Several Democratic senators were already touting other steps contained in the bill aimed at lowering greenhouse gas emissions in a sign that the CEPP, which would reward utilities that add more clean energy capacity like solar and wind power and fine those that do not, was in trouble.
“I think it makes the methane pollution fee and the carbon pollution fee all the more essential,” Whitehouse added.
Moderate Democratic Senator Mark Warner urged prompt House of Representatives passage of a separate, $1 trillion infrastructure investment bill already approved by the Senate, while awaiting a deal on the larger bill.
“People want us to put points on the board,” Warner told reporters. He gave as examples the need to pass the infrastructure measure or a bill making major high-tech investments so that the United States can compete more effectively with China.
The Virginia Democrat added that doing so would boost the candidacy of Democrat Terry McAuliffe’s gubernatorial bid in that state in next month’s election.

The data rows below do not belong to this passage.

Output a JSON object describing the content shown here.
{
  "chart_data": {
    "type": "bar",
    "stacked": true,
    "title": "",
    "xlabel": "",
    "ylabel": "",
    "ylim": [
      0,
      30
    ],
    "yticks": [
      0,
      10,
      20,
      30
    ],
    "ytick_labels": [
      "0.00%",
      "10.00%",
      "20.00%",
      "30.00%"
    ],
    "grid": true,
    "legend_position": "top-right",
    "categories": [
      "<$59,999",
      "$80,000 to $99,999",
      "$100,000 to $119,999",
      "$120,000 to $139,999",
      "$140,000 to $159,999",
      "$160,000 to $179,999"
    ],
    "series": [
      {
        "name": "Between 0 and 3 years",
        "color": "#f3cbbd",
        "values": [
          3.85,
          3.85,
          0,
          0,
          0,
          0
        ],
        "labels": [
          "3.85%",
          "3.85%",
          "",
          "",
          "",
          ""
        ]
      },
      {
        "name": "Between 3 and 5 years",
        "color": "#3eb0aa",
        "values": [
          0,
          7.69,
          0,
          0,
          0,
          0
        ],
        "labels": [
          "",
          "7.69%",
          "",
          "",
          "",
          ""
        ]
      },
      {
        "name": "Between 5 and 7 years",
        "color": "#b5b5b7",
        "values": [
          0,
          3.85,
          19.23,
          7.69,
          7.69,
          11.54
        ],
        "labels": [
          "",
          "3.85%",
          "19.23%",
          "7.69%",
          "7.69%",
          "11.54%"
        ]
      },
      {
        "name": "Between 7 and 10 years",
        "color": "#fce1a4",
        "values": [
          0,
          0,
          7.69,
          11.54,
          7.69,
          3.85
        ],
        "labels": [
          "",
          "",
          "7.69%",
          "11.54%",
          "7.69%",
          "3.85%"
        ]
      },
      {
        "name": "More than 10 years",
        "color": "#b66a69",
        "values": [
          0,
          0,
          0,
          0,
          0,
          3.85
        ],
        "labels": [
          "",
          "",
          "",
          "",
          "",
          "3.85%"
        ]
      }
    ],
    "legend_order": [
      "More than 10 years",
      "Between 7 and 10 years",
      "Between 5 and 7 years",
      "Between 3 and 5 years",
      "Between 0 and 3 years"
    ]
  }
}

With virtually no chance of winning over any of the Senate’s 50 Republicans for the larger bill, Democrats are employing a special “budget reconciliation” strategy that would allow them to waive a 60-vote threshold required to advance most bills in the 100-member U.S. Senate.
All 50 Democrats would have to vote “yes” on the bill, with Democratic Vice President Kamala Harris on hand to break any 50-50 ties. Another Democratic moderate, Senator Kyrsten Sinema, also has voiced opposition to the bill as currently written.
House of Representatives Speaker Nancy Pelosi is aiming for passage of the social investment bill and the $1 trillion infrastructure bill by the end of this month.